Un solo dibujo, fechado el 13 de junio de 1975. Sture hojeó rápidamente los dibujos que había debajo, pero no encontró más.

—Tenía más —dijo Sture—. Habrá tirado los otros.

Apartaron el resto de los papeles a un lado y David rodeó la mesa para poder observar mejor aquel único dibujo colocado en el centro.

El estilo de Eva era aún infantil, algo bastante lógico. Los peces, dibujados con trazos sencillos, y la niña que representaba a Eva tenía una cabeza muy grande, desproporcionada en relación con el cuerpo. De las líneas onduladas que aparecían en la parte superior del papel se infería que ella era la niña que se encontraba debajo del agua.

—Sonríe —observó David.

—Sí —afirmó Sture—. Sonríe.

Sobre el dibujo de la cara de la niña aparecía pintada una boca tan alegre que no coincidía exactamente con lo que suele ser el estereotipo infantil normal. La sonrisa cubría la mitad de la cara. Era la representación de una niña feliz.

No era fácil de comprender, sobre todo teniendo en cuenta la figura pintada junto a ella: el Señor del Agua, el Pescador. Era por lo menos tres veces más grande que ella. No tenía cara alguna, sólo un óvalo en el lugar donde debería estar el rostro. El contorno de los brazos, de las piernas y del cuerpo estaban dibujados con trazos temblorosos y encrespados, como si la figura estuviera electrizada o en descomposición.

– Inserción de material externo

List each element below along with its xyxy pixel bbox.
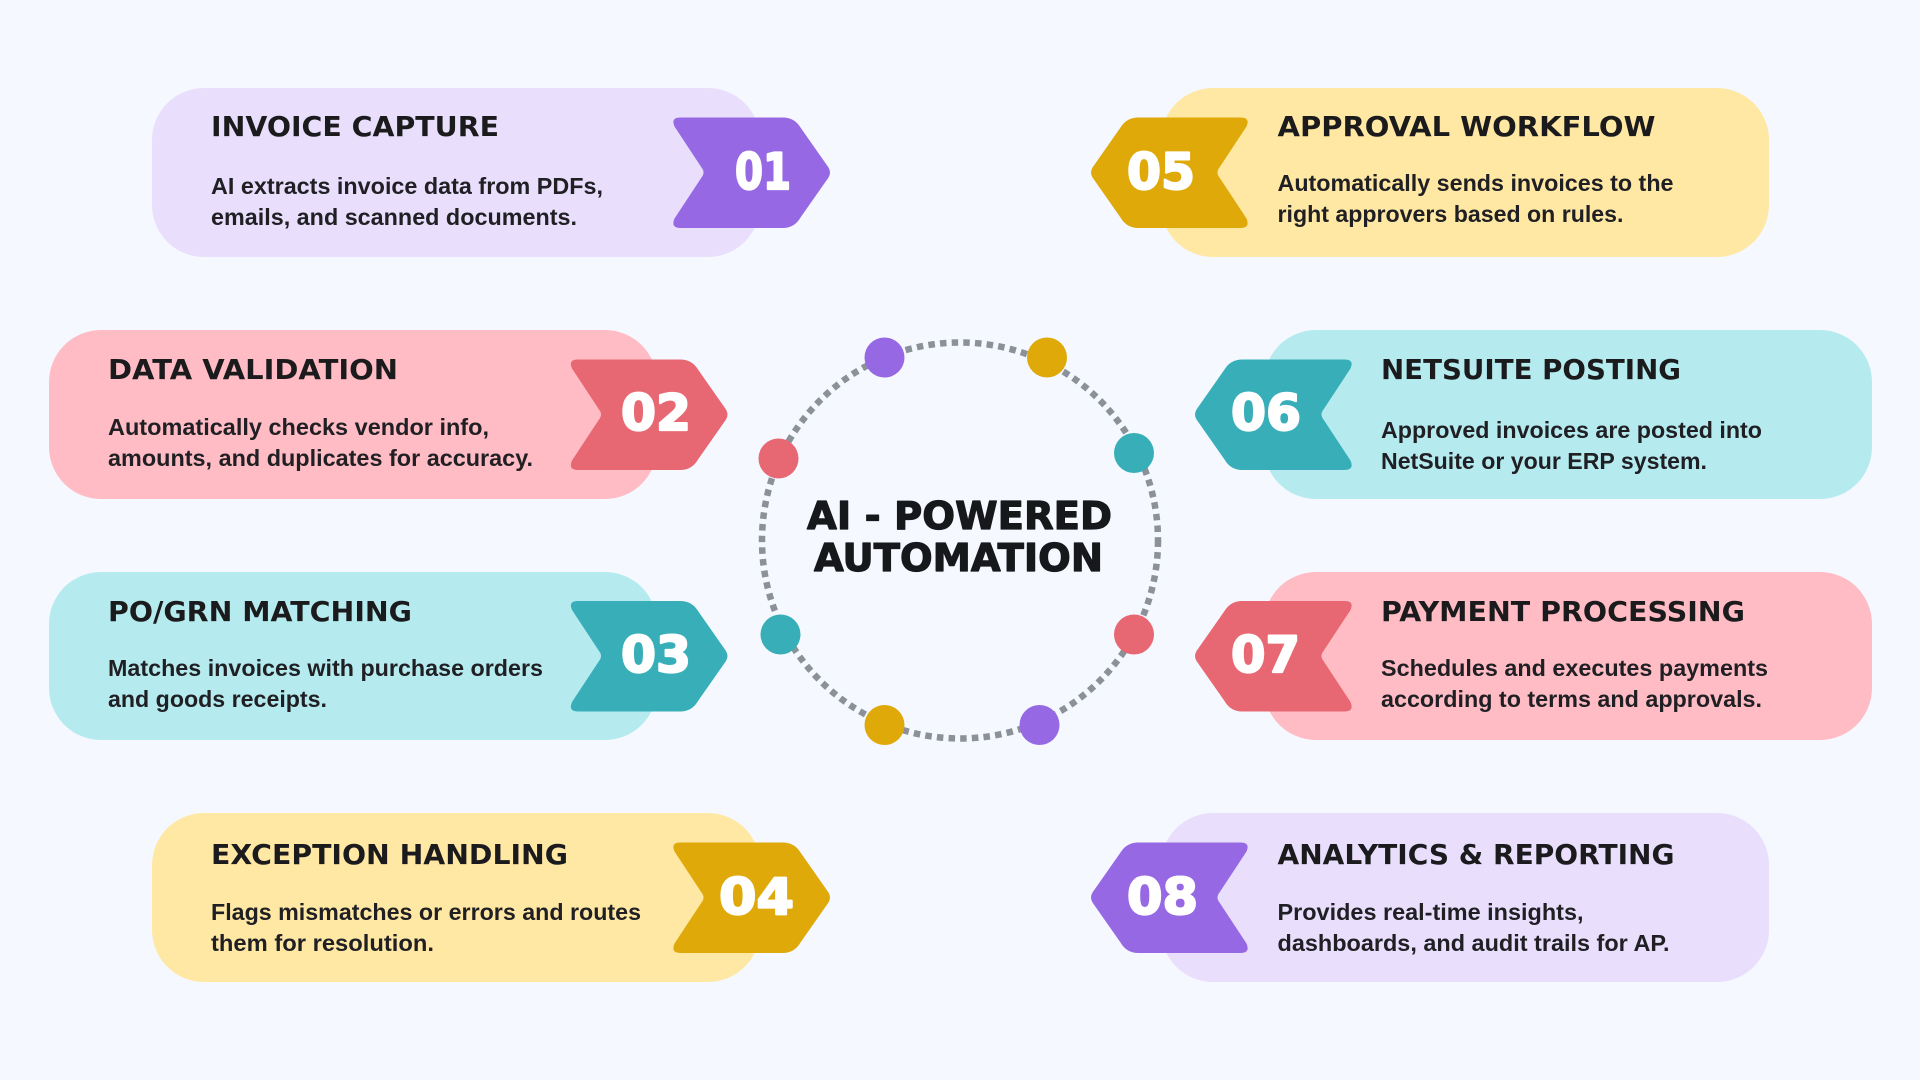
center title: [807, 494, 1112, 581]
central hub: [758, 338, 1158, 745]
dashed ring: [762, 342, 1158, 738]
description: AI extracts invoice data from PDFs,: [211, 173, 603, 199]
card background: [49, 572, 657, 740]
panel: 01 invoice capture: [152, 88, 830, 257]
description: [108, 414, 533, 471]
card background: [152, 88, 760, 257]
description: Schedules and executes payments: [1381, 655, 1768, 681]
badge arrow 01: [673, 118, 830, 228]
description: [1381, 417, 1762, 474]
number 08: 08: [1127, 868, 1198, 926]
number 02: 02: [621, 384, 691, 442]
badge arrow 05: [1091, 118, 1248, 228]
description: them for resolution.: [211, 930, 434, 956]
card background: [49, 330, 657, 499]
description: Matches invoices with purchase orders: [108, 655, 543, 681]
heading: INVOICE CAPTURE: [211, 111, 499, 143]
description: Approved invoices are posted into: [1381, 417, 1762, 443]
description: Automatically sends invoices to the: [1278, 170, 1674, 196]
panel: 03 po/grn matching: [49, 572, 728, 740]
heading: EXCEPTION HANDLING: [211, 839, 568, 871]
panel: 08 analytics and reporting: [1091, 813, 1769, 982]
number 04: 04: [719, 868, 794, 926]
card background: [1264, 330, 1872, 499]
heading: APPROVAL WORKFLOW: [1278, 111, 1656, 143]
description: [211, 899, 641, 956]
ring dots: [758, 338, 1154, 745]
center title: AUTOMATION: [814, 536, 1103, 581]
number 05: 05: [1127, 143, 1195, 201]
card background: [1264, 572, 1872, 740]
card background: [1161, 88, 1769, 257]
badge arrow 02: [571, 360, 728, 470]
description: and goods receipts.: [108, 686, 327, 712]
panel: 02 data validation: [49, 330, 728, 499]
panel: 05 approval workflow: [1091, 88, 1769, 257]
description: [108, 655, 543, 712]
description: according to terms and approvals.: [1381, 686, 1762, 712]
description: [211, 173, 603, 230]
card background: [1161, 813, 1769, 982]
description: amounts, and duplicates for accuracy.: [108, 445, 533, 471]
description: dashboards, and audit trails for AP.: [1278, 930, 1670, 956]
description: Automatically checks vendor info,: [108, 414, 489, 440]
description: NetSuite or your ERP system.: [1381, 448, 1707, 474]
heading: PAYMENT PROCESSING: [1381, 596, 1745, 628]
badge arrow 03: [571, 601, 728, 712]
heading: ANALYTICS & REPORTING: [1278, 839, 1674, 871]
number 03: 03: [621, 626, 691, 684]
panel: 04 exception handling: [152, 813, 830, 982]
heading: NETSUITE POSTING: [1381, 354, 1681, 386]
badge arrow 06: [1195, 360, 1352, 470]
panel: 06 netsuite posting: [1195, 330, 1872, 499]
center title: AI - POWERED: [807, 494, 1112, 539]
number 01: 01: [735, 143, 791, 201]
description: emails, and scanned documents.: [211, 204, 577, 230]
badge arrow 08: [1091, 842, 1248, 953]
description: Flags mismatches or errors and routes: [211, 899, 641, 925]
number 07: 07: [1231, 626, 1300, 684]
description: Provides real-time insights,: [1278, 899, 1584, 925]
description: [1278, 170, 1674, 227]
heading: DATA VALIDATION: [108, 354, 398, 386]
description: right approvers based on rules.: [1278, 201, 1624, 227]
badge arrow 07: [1195, 601, 1352, 712]
heading: PO/GRN MATCHING: [108, 596, 412, 628]
panel: 07 payment processing: [1195, 572, 1872, 740]
number 06: 06: [1231, 384, 1301, 442]
description: [1278, 899, 1670, 956]
badge arrow 04: [673, 842, 830, 953]
description: [1381, 655, 1768, 712]
card background: [152, 813, 760, 982]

—Ella dijo que no se le veía bien —le informó Sture—. Era como si cambiara todo el tiempo.

David no dijo nada. Había un detalle en el dibujo del cual no podía apartar la vista. Si bien toda la figura estaba dibujada de forma borrosa intencionadamente, había una cosa que no lo estaba: las manos. Las manos tenían los dedos perfectamente dibujados, y en la punta de cada dedo se veía un anzuelo. Aquellos anzuelos se alargaban hacia la figura sonriente de la niña.

—Los anzuelos... ¿Qué es eso? —preguntó David.

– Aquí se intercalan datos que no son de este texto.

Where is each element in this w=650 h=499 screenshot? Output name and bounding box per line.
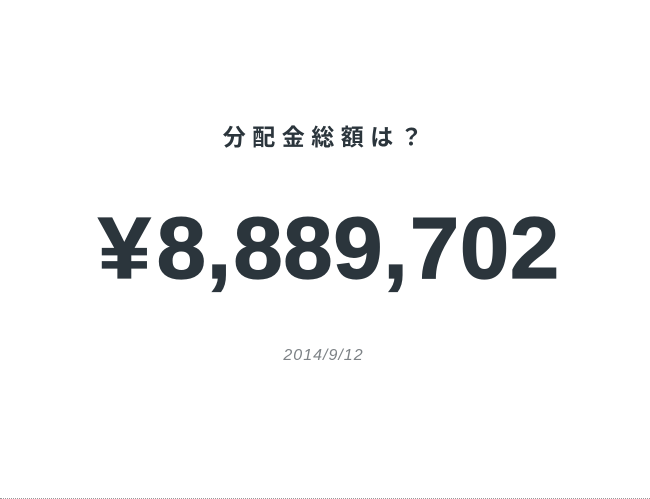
heading: 分配金総額は？	[223, 124, 429, 150]
total amount: ¥	[98, 200, 151, 297]
total amount: 8,889,702	[157, 200, 560, 297]
date: 2014/9/12	[283, 347, 364, 364]
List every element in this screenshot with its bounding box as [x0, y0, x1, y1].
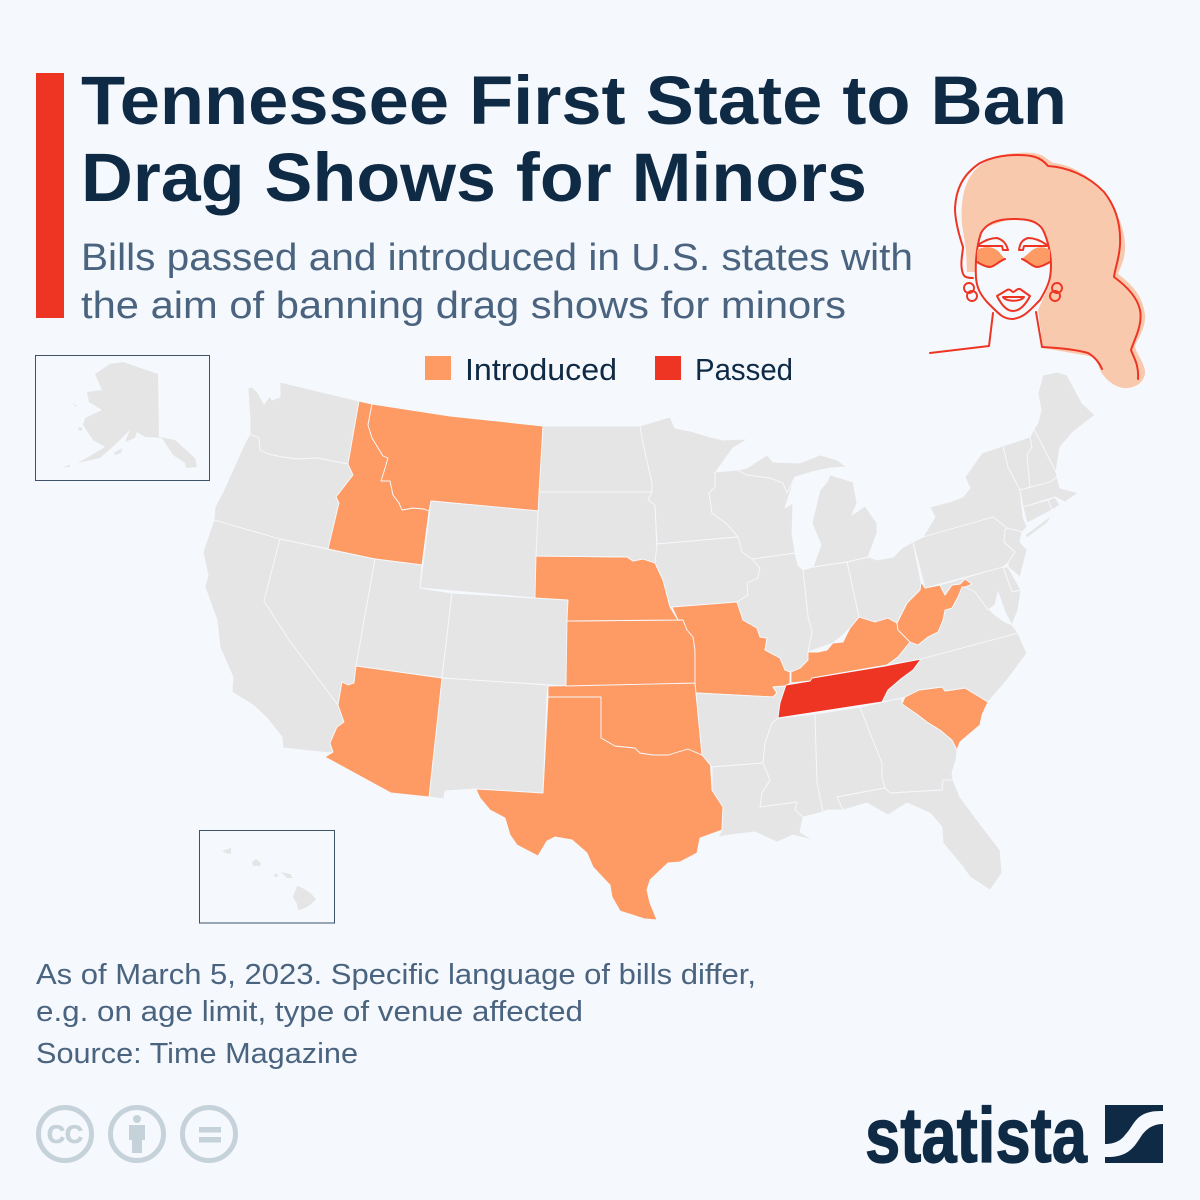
- accent bar: [36, 73, 64, 318]
- state: Minnesota: [640, 417, 748, 544]
- statista logo mark: [1105, 1105, 1163, 1163]
- state: Maryland: [940, 567, 1021, 625]
- state: Louisiana: [712, 763, 813, 842]
- state: Alabama: [815, 707, 885, 812]
- state: Washington: [248, 382, 359, 464]
- state: Oklahoma: [548, 683, 702, 755]
- state: Virginia: [887, 587, 1018, 665]
- lips: [997, 289, 1030, 311]
- US map: [203, 372, 1095, 920]
- title: [81, 62, 1067, 216]
- state: North Dakota: [539, 426, 652, 492]
- subtitle: [81, 237, 913, 327]
- state: New Mexico: [429, 678, 548, 799]
- eye shadow right: [1022, 247, 1050, 267]
- icon: creative commons: CC: [47, 1121, 83, 1149]
- footnote: Source: Time Magazine: [36, 1038, 358, 1070]
- inset: Alaska: [36, 356, 210, 480]
- state: North Carolina: [882, 633, 1027, 702]
- earrings: [964, 283, 1062, 301]
- state: Michigan upper peninsula: [737, 455, 847, 493]
- eye shadow left: [977, 247, 1005, 267]
- face outline: [976, 219, 1051, 319]
- state: New Hampshire: [1027, 429, 1057, 487]
- icon: no derivatives: [182, 1108, 236, 1160]
- inset: Hawaii: [200, 830, 334, 923]
- hair outline: [955, 155, 1141, 379]
- state: Texas: [476, 697, 723, 920]
- state: Arizona: [325, 666, 442, 797]
- legend: [425, 352, 793, 387]
- state: Florida: [837, 780, 1002, 890]
- state: Vermont: [1003, 437, 1032, 490]
- state: Rhode Island: [1048, 497, 1060, 510]
- state: South Dakota: [536, 492, 657, 563]
- state: Massachusetts: [1020, 477, 1078, 507]
- title: Tennessee First State to Ban: [81, 62, 1067, 139]
- statista wordmark: statista: [865, 1091, 1087, 1179]
- state: Connecticut: [1023, 500, 1052, 523]
- legend: Passed: [695, 352, 793, 387]
- state: Indiana: [803, 562, 859, 652]
- state: Pennsylvania: [913, 517, 1015, 588]
- footnote: As of March 5, 2023. Specific language of bills differ,: [36, 959, 756, 991]
- state: Tennessee: [778, 659, 921, 718]
- eyebrows and eye lines: [977, 238, 1050, 267]
- state: Kansas: [566, 620, 695, 686]
- state: Wisconsin: [709, 470, 795, 559]
- state: Ohio: [847, 542, 921, 623]
- state: Colorado: [442, 593, 568, 686]
- state: New Jersey: [1004, 528, 1027, 577]
- subtitle: the aim of banning drag shows for minors: [81, 285, 846, 327]
- neck and shoulders: [930, 312, 1102, 369]
- state: Mississippi: [760, 714, 823, 817]
- state: South Carolina: [902, 687, 988, 750]
- state: Montana: [368, 404, 543, 511]
- state: Nebraska: [535, 556, 678, 621]
- state: Georgia: [860, 698, 957, 793]
- state: California: [203, 520, 344, 753]
- icon: creative commons: [38, 1108, 92, 1160]
- state: West Virginia: [897, 579, 972, 645]
- state: Long Island: [1025, 515, 1052, 538]
- state: Wyoming: [420, 501, 539, 598]
- state: Utah: [356, 559, 452, 678]
- icon: attribution: [110, 1108, 164, 1160]
- state: Missouri: [672, 602, 790, 697]
- illustration: drag queen portrait: [930, 153, 1145, 388]
- subtitle: Bills passed and introduced in U.S. states with: [81, 237, 913, 279]
- footnote: e.g. on age limit, type of venue affected: [36, 996, 583, 1028]
- title: Drag Shows for Minors: [81, 139, 867, 216]
- legend: Introduced: [465, 352, 617, 387]
- state: Idaho: [328, 401, 429, 565]
- footnote: [36, 959, 756, 1070]
- state: Michigan lower peninsula: [812, 475, 877, 567]
- state: Iowa: [655, 537, 760, 608]
- state: Nevada: [264, 539, 375, 705]
- state: Arkansas: [696, 686, 786, 767]
- state: New York: [923, 446, 1027, 537]
- state: Oregon: [214, 434, 353, 549]
- state: Kentucky: [791, 617, 910, 683]
- state: Maine: [1034, 372, 1095, 472]
- state: Delaware: [1003, 567, 1021, 592]
- state: Illinois: [737, 553, 812, 672]
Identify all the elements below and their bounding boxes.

—Nosotros salíamos muchas veces a pescar cuando ella era pequeña —dijo Sture—. Así que...

—¿Qué?

—Sí, Eva dijo entonces que él tenía esos anzuelos para cogerla a ella, pero no le dio tiempo. —Sture señaló los dedos del Pescador—. En realidad, según dijo ella, no eran tan grandes, pero los vio con toda claridad.

Contemplaron el dibujo en silencio, hasta que David dijo:

—Y, sin embargo, se ríe.

—Sí —confirmó Sture—. Se ríe.

Gräddö, 17:45

Mahler atracó en el muelle de la isla de Gräddö cuando faltaba un cuarto de hora para las seis de la tarde. Subió a la tienda todo lo deprisa que se atrevió y llegó un par de minutos antes de la hora de cierre. Compró leche, de la que se conservaba más tiempo, varios botes de conservas, sobres de sopas, salsas, macarrones y tortellinis. Una bolsa de pan de molde, Skogaholmslimpa, con fecha de caducidad ilimitada, y unos tubos de queso fresco para untar.

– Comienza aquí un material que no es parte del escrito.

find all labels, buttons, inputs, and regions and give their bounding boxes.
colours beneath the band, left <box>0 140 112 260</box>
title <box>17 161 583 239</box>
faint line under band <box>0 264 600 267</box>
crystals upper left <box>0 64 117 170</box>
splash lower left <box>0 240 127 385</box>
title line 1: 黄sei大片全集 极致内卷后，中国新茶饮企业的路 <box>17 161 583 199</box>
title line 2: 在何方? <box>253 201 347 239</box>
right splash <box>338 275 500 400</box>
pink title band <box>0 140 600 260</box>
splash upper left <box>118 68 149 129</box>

Llenó los bidones de agua potable en el grifo de la parte posterior de la tienda. Entonces se acordó de la carretilla que había visto abajo junto al embarcadero, en la que ponía «Supermercado Insular del Archipiélago de Gräddö». Ahora comprendía por qué estaba allí. Se preguntó qué sería mejor: bajar al puerto y coger la carretilla o intentar llevar los dos bidones, que ahora pesaban cuarenta kilos, más las bolsas de la compra.